FUND: Except that he appears on the ballot there. And people keep sending him back to Congress.

O'REILLY: But that's OK?

FUND: If they knew about this, I think there would be some questions because most members of Congress live where they were elected. Some live in Washington, but they maintain a real residence back home.

O'REILLY: But you get money, Mr. Fund, to maintain a Washington residence, correct, if you're elected to Congress?

FUND: There's a housing deduction...

O'REILLY: Right.

FUND: ...in order to enable you to keep two homes: one in the district and one in Washington.

O'REILLY: OK, but the bottom line is Wexler doesn't have a Florida residence. He doesn't live in this house. So it's a ruse. Is it not a ruse?

FUND: It's a phantom residence because I doubt that he's really spending time sleeping on the couch at his mother-in-law's, yes, especially not with his three children.

O'REILLY: OK, so we established that, and it'd be interesting to see, you know, if Wexler would agree with this. Maybe he would. But it looks to me to be a ruse, OK? He's telling people he's a Floridian, but he's a Maryland guy.

All right. You say it's legal, you can do that based upon how he set it up. Now taxes, doesn't he have to pay taxes in both states if he has dual residency there? What does he do with taxes?

FUND: Members of Congress can choose to pay taxes either in the Washington area or in their home state.

O'REILLY: OK, so they have the choice. So he would pay it in Florida because Florida doesn't have a state tax and Maryland taxes like crazy.

FUND: And you have just identified one of the big reasons he has to have this phantom residence because that enables him to pay no Florida income tax.

O'REILLY: Right. So he pays...

FUND: Because there isn't one.

O'REILLY: ...state tax.

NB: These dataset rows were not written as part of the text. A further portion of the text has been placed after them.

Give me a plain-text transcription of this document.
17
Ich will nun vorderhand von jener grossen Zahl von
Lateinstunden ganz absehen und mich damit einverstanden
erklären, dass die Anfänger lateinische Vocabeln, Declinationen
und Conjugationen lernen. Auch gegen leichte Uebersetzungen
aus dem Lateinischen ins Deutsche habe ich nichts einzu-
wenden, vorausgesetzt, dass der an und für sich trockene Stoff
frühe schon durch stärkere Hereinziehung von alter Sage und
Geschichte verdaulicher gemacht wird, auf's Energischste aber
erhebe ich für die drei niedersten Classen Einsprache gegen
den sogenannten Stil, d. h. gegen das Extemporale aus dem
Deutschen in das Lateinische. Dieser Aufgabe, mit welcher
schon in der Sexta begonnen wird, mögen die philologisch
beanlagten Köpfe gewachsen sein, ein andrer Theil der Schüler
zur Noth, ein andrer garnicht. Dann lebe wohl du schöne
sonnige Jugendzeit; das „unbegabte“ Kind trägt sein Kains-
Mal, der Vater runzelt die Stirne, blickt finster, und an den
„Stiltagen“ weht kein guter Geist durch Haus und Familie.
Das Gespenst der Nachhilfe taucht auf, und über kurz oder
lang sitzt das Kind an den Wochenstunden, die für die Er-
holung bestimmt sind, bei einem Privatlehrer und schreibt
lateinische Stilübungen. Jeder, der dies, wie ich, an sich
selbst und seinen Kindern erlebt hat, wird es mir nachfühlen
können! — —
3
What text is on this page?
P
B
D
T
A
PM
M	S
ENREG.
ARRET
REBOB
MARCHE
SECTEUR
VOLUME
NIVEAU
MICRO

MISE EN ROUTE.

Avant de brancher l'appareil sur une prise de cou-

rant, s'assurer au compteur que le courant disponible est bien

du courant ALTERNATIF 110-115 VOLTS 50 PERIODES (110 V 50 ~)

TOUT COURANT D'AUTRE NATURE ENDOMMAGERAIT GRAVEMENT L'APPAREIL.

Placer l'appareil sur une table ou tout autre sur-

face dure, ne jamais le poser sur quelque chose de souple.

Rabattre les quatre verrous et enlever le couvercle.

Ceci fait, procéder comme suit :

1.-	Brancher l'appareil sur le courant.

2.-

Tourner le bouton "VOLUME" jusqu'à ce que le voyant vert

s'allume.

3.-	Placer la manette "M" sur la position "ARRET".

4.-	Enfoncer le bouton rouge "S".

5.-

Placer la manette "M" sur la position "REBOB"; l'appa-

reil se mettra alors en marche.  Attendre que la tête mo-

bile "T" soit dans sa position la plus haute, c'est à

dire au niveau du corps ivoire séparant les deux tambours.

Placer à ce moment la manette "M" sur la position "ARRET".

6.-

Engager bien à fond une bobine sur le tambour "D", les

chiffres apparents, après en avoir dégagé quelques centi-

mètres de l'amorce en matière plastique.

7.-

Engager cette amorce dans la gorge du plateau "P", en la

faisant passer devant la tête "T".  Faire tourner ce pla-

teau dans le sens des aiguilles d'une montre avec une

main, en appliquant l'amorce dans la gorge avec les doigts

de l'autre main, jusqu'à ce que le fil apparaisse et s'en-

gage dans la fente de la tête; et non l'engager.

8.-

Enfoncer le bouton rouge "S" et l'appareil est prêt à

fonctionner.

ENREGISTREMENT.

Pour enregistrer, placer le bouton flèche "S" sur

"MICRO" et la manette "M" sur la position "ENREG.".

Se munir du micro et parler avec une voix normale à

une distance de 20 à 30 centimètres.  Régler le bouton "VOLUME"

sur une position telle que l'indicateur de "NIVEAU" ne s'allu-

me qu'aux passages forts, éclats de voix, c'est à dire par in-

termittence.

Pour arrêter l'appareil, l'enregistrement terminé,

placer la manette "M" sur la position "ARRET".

There's no state tax in Florida. So basically what this guy has done is he's invested in a big house in Maryland. That's where he lives with his three children and his wife. And he had his mother-in-law set up this phantom place that some people, I guess, would think he lives in Delray, but he doesn't? That's what the bottom line is here?

FUND: Congressman Wexler clearly decided to move to Washington with his three children. He has a nice house in Potomac, which is a very tony suburb. He has an address of convenience in Delray Beach.

O'REILLY: All right. And then, we have to let the voters decide whether that is what they want in Florida or not. I think that's the fair thing. You let the voters down in Palm Beach decide.

FUND: I'll make a prediction that in the next few months Congressman Wexler might shop around for a little garden apartment in Delray Beach that he could call his own and it will really be his own.

O'REILLY: All right. Mr. Fund, thanks very much. And again, if Congressman Wexler has anything to say, he can say it tomorrow.